Als wir reinkommen, höre ich das Gebrüll der Jungs schon. Ich rümpfe die Nase. Es riecht nach Schweiß und Männerdeo. Absolut keine gute Mischung.

»Hey, wo-«, fange ich an und drehe mich zu meinem Bruder um, aber da rennt Jonah auch schon an mir vorbei zu den Umkleiden und lässt mich einfach stehen.

Ich verdrehe die Augen, schaue mich dann aber unauffällig nach Nate um. Es dauert nicht lange bis meine Augen ihn schließlich erblicken. Er steht im Ring und trainiert gerade mit einem kleinen Mädchen, das vermutlich nicht älter als Jonah ist. Er steht mit dem Rücken zu mir, aber ich erkenne ihn alleine schon an seinem Tattoo, das mich selbst aus dieser Entfernung anzustarren scheint. Die dunklen Augen machen mir immer noch Angst, andererseits haben sie auch fast schon etwas hypnotisierendes, das mich nicht mehr loslässt.

Mein Blick klebt minutenlang an seinem Rücken. Seine Muskeln bewegen sich bei jeder Bewegung.

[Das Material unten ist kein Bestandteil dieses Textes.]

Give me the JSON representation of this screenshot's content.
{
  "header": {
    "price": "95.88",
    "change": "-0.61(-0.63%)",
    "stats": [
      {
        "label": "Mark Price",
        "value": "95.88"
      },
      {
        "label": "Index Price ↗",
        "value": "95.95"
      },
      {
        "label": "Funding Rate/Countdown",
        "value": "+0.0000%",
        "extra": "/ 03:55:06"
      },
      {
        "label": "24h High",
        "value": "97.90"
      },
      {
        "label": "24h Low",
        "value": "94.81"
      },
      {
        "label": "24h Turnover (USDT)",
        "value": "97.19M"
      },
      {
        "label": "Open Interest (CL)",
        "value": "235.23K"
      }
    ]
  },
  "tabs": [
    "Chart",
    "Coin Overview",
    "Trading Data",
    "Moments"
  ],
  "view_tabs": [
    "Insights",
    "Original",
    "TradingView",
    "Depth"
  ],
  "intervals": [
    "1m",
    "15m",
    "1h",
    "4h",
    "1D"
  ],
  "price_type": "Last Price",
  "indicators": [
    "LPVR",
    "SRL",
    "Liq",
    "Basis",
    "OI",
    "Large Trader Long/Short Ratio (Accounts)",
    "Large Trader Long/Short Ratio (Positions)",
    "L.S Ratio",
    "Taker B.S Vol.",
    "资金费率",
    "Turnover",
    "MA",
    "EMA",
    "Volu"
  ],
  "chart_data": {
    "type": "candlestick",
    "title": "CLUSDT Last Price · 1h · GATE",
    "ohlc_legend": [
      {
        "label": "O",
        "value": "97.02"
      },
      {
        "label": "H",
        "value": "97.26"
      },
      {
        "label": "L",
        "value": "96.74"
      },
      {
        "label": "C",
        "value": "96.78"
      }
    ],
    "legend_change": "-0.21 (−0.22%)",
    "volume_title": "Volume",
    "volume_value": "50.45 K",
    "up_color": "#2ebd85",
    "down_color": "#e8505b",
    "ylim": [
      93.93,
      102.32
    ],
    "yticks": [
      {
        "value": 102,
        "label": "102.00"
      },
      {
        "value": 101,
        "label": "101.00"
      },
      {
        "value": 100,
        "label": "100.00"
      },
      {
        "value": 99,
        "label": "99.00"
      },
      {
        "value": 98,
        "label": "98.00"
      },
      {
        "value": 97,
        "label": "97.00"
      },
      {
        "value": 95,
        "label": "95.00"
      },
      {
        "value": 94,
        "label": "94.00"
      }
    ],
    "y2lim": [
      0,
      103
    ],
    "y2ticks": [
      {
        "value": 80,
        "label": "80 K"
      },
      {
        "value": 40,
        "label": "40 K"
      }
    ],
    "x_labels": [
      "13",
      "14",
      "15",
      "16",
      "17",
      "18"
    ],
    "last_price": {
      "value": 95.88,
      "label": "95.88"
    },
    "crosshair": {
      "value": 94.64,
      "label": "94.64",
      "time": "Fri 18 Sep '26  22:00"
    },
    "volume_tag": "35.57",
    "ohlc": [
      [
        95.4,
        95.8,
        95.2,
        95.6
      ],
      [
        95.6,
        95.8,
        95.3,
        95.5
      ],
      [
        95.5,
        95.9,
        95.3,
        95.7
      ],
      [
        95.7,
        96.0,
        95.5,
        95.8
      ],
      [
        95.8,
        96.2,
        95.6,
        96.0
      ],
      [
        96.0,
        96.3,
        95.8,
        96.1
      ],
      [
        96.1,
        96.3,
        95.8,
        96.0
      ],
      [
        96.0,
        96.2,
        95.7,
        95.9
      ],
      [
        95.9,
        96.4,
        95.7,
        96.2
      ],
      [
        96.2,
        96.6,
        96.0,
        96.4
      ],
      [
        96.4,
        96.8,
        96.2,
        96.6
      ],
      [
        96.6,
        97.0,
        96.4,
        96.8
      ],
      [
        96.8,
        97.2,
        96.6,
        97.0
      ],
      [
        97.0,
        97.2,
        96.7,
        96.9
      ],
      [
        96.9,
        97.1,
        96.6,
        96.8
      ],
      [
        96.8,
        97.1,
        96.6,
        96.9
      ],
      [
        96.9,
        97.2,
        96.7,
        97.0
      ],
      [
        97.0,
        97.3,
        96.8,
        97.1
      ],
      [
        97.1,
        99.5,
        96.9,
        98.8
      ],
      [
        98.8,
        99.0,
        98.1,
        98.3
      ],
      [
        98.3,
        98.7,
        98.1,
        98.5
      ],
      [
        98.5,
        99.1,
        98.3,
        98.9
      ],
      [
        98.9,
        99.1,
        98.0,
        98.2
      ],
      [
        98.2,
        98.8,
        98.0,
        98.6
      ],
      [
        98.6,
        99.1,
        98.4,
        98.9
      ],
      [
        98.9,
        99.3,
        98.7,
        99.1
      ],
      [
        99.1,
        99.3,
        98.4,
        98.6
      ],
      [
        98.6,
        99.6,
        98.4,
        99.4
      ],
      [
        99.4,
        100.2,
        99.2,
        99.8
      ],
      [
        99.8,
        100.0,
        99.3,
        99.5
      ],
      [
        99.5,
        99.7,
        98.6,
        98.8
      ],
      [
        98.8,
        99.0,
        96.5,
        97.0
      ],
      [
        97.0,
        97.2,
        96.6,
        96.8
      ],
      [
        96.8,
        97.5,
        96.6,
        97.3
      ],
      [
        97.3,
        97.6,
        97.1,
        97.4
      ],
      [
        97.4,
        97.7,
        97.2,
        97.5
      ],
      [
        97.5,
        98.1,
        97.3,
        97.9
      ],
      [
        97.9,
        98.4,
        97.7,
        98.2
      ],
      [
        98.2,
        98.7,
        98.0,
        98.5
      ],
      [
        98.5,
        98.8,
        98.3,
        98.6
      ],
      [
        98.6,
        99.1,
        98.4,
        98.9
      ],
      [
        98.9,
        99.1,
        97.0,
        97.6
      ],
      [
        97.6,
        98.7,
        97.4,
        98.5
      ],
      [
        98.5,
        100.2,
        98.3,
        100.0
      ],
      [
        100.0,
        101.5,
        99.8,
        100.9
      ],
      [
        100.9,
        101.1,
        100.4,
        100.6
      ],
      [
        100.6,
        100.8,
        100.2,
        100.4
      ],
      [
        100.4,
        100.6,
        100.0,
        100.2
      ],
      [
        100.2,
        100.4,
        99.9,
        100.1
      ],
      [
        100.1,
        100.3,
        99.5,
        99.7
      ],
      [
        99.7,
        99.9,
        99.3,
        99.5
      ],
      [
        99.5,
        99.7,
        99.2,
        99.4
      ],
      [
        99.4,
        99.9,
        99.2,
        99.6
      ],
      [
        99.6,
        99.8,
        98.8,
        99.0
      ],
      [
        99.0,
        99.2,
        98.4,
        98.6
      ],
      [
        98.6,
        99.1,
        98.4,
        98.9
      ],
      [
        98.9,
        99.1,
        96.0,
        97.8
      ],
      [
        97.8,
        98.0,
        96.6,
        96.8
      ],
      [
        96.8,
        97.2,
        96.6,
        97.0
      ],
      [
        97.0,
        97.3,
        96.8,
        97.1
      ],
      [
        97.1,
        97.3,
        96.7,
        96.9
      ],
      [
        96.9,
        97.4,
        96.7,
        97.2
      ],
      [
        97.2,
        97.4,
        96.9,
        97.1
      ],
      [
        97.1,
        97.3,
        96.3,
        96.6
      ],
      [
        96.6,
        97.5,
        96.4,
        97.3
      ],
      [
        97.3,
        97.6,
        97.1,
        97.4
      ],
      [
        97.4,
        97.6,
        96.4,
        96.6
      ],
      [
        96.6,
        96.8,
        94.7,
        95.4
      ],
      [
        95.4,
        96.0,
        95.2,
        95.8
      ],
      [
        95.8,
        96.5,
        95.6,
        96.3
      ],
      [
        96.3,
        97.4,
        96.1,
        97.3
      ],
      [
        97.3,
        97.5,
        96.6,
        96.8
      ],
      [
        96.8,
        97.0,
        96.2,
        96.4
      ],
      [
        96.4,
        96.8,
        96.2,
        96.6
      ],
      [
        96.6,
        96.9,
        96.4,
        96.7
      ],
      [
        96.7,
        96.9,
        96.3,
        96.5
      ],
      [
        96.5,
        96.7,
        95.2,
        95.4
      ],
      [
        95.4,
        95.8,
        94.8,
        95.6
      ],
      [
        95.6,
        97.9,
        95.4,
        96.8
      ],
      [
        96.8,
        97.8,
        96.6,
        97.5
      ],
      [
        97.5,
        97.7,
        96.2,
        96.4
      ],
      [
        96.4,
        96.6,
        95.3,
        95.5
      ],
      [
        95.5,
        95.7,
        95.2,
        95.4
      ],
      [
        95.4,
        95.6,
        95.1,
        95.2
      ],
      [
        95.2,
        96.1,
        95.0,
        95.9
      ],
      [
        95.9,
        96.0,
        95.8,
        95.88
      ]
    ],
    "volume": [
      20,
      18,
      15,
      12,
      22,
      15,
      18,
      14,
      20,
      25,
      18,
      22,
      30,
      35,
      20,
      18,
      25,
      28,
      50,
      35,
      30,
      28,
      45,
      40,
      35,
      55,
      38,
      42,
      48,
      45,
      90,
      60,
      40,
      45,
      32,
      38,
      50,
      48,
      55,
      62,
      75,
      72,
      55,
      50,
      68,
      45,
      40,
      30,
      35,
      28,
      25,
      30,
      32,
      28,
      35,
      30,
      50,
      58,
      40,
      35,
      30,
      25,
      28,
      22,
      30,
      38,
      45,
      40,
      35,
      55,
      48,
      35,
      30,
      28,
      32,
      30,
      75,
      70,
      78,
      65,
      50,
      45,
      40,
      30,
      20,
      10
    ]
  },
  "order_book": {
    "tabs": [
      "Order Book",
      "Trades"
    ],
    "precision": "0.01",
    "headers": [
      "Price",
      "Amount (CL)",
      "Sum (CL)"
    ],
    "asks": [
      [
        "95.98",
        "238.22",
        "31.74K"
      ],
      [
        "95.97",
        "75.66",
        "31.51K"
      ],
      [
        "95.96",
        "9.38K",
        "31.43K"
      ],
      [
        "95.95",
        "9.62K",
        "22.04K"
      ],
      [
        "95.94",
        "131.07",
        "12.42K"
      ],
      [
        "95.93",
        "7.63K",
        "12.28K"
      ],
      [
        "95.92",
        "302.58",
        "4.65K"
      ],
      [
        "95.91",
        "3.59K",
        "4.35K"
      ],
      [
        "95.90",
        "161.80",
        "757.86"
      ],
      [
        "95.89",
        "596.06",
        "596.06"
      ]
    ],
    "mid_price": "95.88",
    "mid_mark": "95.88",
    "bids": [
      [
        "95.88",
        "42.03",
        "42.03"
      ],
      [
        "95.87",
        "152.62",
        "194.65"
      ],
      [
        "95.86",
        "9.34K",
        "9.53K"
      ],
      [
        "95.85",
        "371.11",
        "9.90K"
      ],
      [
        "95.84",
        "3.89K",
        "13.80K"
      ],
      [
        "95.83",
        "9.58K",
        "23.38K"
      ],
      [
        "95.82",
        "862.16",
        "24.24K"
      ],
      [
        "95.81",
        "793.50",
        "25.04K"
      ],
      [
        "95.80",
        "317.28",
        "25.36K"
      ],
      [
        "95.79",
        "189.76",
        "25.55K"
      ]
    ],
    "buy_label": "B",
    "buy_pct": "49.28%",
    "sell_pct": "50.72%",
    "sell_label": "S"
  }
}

Ich schlucke, während mein Blick zu dem jungen Mädchen schweift. Sie boxt auf die Stoßkissen in Nates Händen ein, während er ihr irgendetwas zu ruft. Sie ist vielleicht erst zwölf und könnte mich wahrscheinlich mit einem einzigen Schlag k.o. hauen.

Mit jedem Wort, das Nate ihr zu ruft, wird ihr Blick verbissener und ihre Schläge scheinen an Kraft zuzunehmen.

Ich bin überrascht, auch Mädchen hier zu sehen. Das letzte Mal, dass ich hier gewesen bin, habe ich nur Jungs gesehen. Wenn sie hier auch Mädchen aufnehmen, sollte ich vielleicht auch mit dem Kickboxen anfangen.

Jonah kommt aus der Umkleide gerannt, als das Mädchen gerade aus dem Ring steigt. Ich habe mich inzwischen wieder auf die selbe Bank wie auch letzte Woche schon gesetzt und beobachte die beiden. Als Jonah sie sieht, geht er auf sie zu und die beiden reden kurz miteinander. Mein Bruder grinst, aber sein Grinsen wirkt nicht so überheblich wie sonst, sondern fast schon ein wenig verunsichert. Ich erwische mich dabei, wie sich mein eigener Mund zu einem Grinsen verzieht. Selbst aus dieser Entfernung kann ich erkennen, dass das Mädchen hübsch ist. Mein kleiner Bruder ist ja ein richtiger Fuchs.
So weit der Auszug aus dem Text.